09.03.2018 - 20:00 Uhr
Illschwang

Präventionsberater der Berufsgenossenschaft spricht bei Waldbesitzern Waldarbeit ist Kopfsache

Anton Zizler kommt mit einer Warnung zu den Waldbesitzern. 25 Tote meldet die Unfallbilanz 2017 bei der Arbeit im Forst. Für dieses Jahr kündigt sich eine ähnliche Entwicklung an.

Vor den Gefahren bei der Arbeit im Wald w arnt (von links) Anton Zizler, hier mit dem Illschwanger Bürgermeister Dieter Dehling und dem WBV-Vorsitzenden Hans Schmid. Bild: sis
von Autor SISProfil

Die Waldbauernvereinigung Illschwang-Birgland ist eine der kleinsten Vereinigungen in der Oberpfalz, sagte der Geschäftsführer Reinhard Rösel bei der Jahreshauptversammlung im Landhotel Nägerl. Sie hat 372 Mitglieder, denen 4530 Hektar Wald gehören.

Der Referent des Nachmittags, Anton Zizler, informierte die Mitglieder darüber, Gefahrensituationen bei der Waldarbeit zu erkennen und richtig darauf zu reagieren.
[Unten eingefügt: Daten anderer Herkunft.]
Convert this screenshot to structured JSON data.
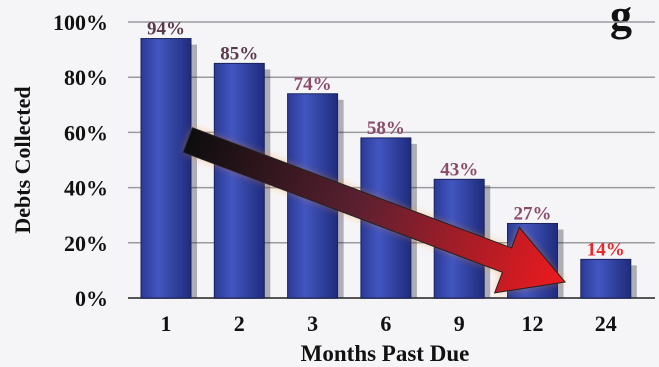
{
  "chart_data": {
    "type": "bar",
    "title_fragment": "g",
    "categories": [
      "1",
      "2",
      "3",
      "6",
      "9",
      "12",
      "24"
    ],
    "values": [
      94,
      85,
      74,
      58,
      43,
      27,
      14
    ],
    "data_labels": [
      "94%",
      "85%",
      "74%",
      "58%",
      "43%",
      "27%",
      "14%"
    ],
    "xlabel": "Months Past Due",
    "ylabel": "Debts Collected",
    "ylim": [
      0,
      100
    ],
    "yticks": [
      "0%",
      "20%",
      "40%",
      "60%",
      "80%",
      "100%"
    ],
    "grid": true,
    "annotation": "declining trend arrow from first bar to last bar",
    "colors": {
      "bar": "#3346a8",
      "bar_dark": "#1e2a78",
      "label_first": "#2a2a3a",
      "label_mid": "#8a4a6a",
      "label_last": "#e8282a",
      "arrow_start": "#111111",
      "arrow_end": "#e8181c"
    }
  }
}
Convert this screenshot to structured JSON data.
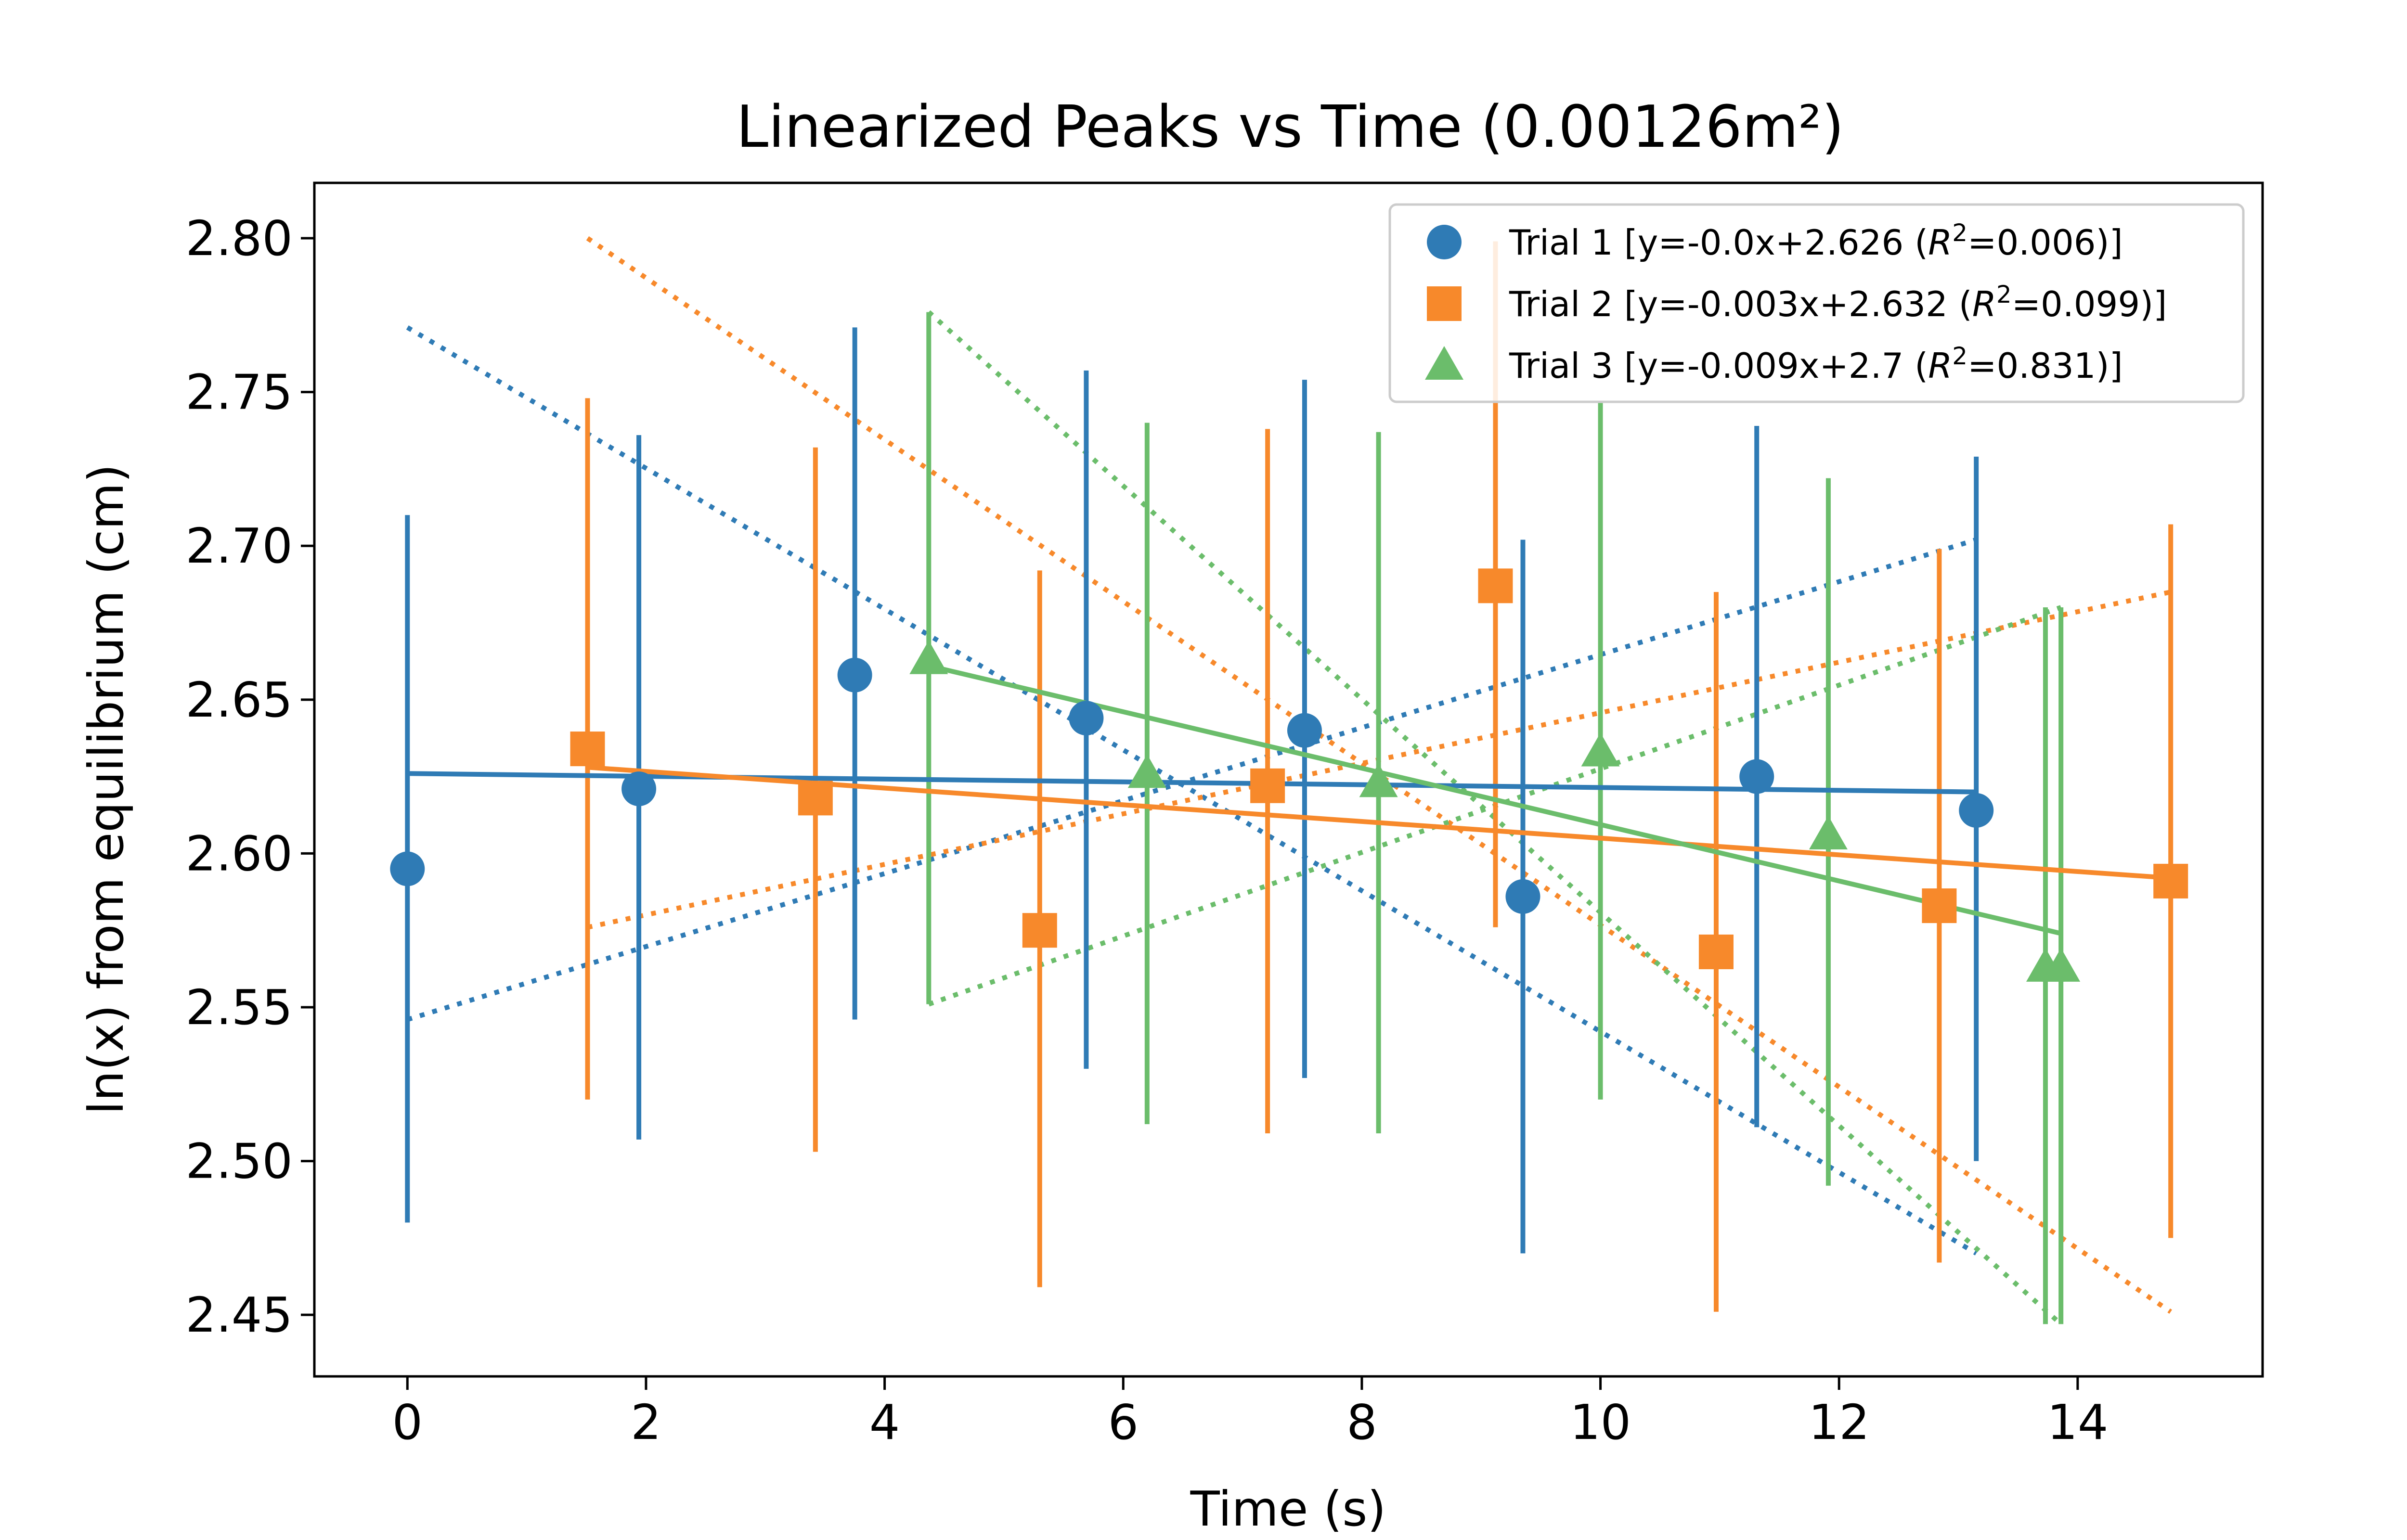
{
  "chart_data": {
    "type": "scatter",
    "title": "Linearized Peaks vs Time (0.00126m²)",
    "xlabel": "Time (s)",
    "ylabel": "ln(x) from equilibrium (cm)",
    "xlim": [
      -0.78,
      15.55
    ],
    "ylim": [
      2.43,
      2.818
    ],
    "xticks": [
      0,
      2,
      4,
      6,
      8,
      10,
      12,
      14
    ],
    "xtick_labels": [
      "0",
      "2",
      "4",
      "6",
      "8",
      "10",
      "12",
      "14"
    ],
    "yticks": [
      2.45,
      2.5,
      2.55,
      2.6,
      2.65,
      2.7,
      2.75,
      2.8
    ],
    "ytick_labels": [
      "2.45",
      "2.50",
      "2.55",
      "2.60",
      "2.65",
      "2.70",
      "2.75",
      "2.80"
    ],
    "legend_position": "top-right",
    "grid": false,
    "series": [
      {
        "name": "Trial 1",
        "legend_prefix": "Trial 1 [y=-0.0x+2.626 (",
        "legend_r2": "=0.006)]",
        "color": "#2f7bb5",
        "marker": "circle",
        "x": [
          0.0,
          1.94,
          3.75,
          5.69,
          7.52,
          9.35,
          11.31,
          13.15
        ],
        "y": [
          2.595,
          2.621,
          2.658,
          2.644,
          2.64,
          2.586,
          2.625,
          2.614
        ],
        "yerr_low": [
          2.48,
          2.507,
          2.546,
          2.53,
          2.527,
          2.47,
          2.511,
          2.5
        ],
        "yerr_high": [
          2.71,
          2.736,
          2.771,
          2.757,
          2.754,
          2.702,
          2.739,
          2.729
        ],
        "fit": {
          "x": [
            0.0,
            13.15
          ],
          "y": [
            2.626,
            2.62
          ]
        },
        "bound_lines": [
          {
            "x": [
              0.0,
              13.15
            ],
            "y": [
              2.771,
              2.47
            ]
          },
          {
            "x": [
              0.0,
              13.15
            ],
            "y": [
              2.546,
              2.702
            ]
          }
        ]
      },
      {
        "name": "Trial 2",
        "legend_prefix": "Trial 2 [y=-0.003x+2.632 (",
        "legend_r2": "=0.099)]",
        "color": "#f7892b",
        "marker": "square",
        "x": [
          1.51,
          3.42,
          5.3,
          7.21,
          9.12,
          10.97,
          12.84,
          14.78
        ],
        "y": [
          2.634,
          2.618,
          2.575,
          2.622,
          2.687,
          2.568,
          2.583,
          2.591
        ],
        "yerr_low": [
          2.52,
          2.503,
          2.459,
          2.509,
          2.576,
          2.451,
          2.467,
          2.475
        ],
        "yerr_high": [
          2.748,
          2.732,
          2.692,
          2.738,
          2.799,
          2.685,
          2.699,
          2.707
        ],
        "fit": {
          "x": [
            1.51,
            14.78
          ],
          "y": [
            2.628,
            2.592
          ]
        },
        "bound_lines": [
          {
            "x": [
              1.51,
              14.78
            ],
            "y": [
              2.8,
              2.451
            ]
          },
          {
            "x": [
              1.51,
              14.78
            ],
            "y": [
              2.576,
              2.685
            ]
          }
        ]
      },
      {
        "name": "Trial 3",
        "legend_prefix": "Trial 3 [y=-0.009x+2.7 (",
        "legend_r2": "=0.831)]",
        "color": "#6bbd6b",
        "marker": "triangle",
        "x": [
          4.37,
          6.2,
          8.14,
          10.0,
          11.91,
          13.73,
          13.86
        ],
        "y": [
          2.663,
          2.626,
          2.623,
          2.633,
          2.606,
          2.563,
          2.563
        ],
        "yerr_low": [
          2.551,
          2.512,
          2.509,
          2.52,
          2.492,
          2.447,
          2.447
        ],
        "yerr_high": [
          2.776,
          2.74,
          2.737,
          2.747,
          2.722,
          2.68,
          2.68
        ],
        "fit": {
          "x": [
            4.37,
            13.86
          ],
          "y": [
            2.661,
            2.574
          ]
        },
        "bound_lines": [
          {
            "x": [
              4.37,
              13.86
            ],
            "y": [
              2.776,
              2.447
            ]
          },
          {
            "x": [
              4.37,
              13.86
            ],
            "y": [
              2.551,
              2.68
            ]
          }
        ]
      }
    ]
  }
}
Als Präventionsberater der Berufsgenossenschaft in den Regierungsbezirken Niederbayern, Oberpfalz und Schwaben griff er anhand von Unfallberichten mit einer Prise Humor Fragen auf, die sich jeder Waldbauer stellen sollte: "Bin ich geeignet für die Waldarbeit? Habe ich das richtige Wissen und Können für diese Arbeit? Habe ich die richtige Ausstattung? Und wenn ja, beherrsche ich diese Technik?"

Aufmerksamkeit schaffen

All diese Fragen spielten sich im Kopf ab, erklärte der Referent. Sein Augenmerk lege er darauf, Aufmerksamkeit zu schaffen, damit nicht noch mehr Todesfälle bei der Waldarbeit geschehen. 2017 seien in seinem Bezirk 25 Tote zu beklagen gewesen. Und bis Anfang März 2018 seien bereits schon wieder vier Menschen im Wald zu Tode gekommen.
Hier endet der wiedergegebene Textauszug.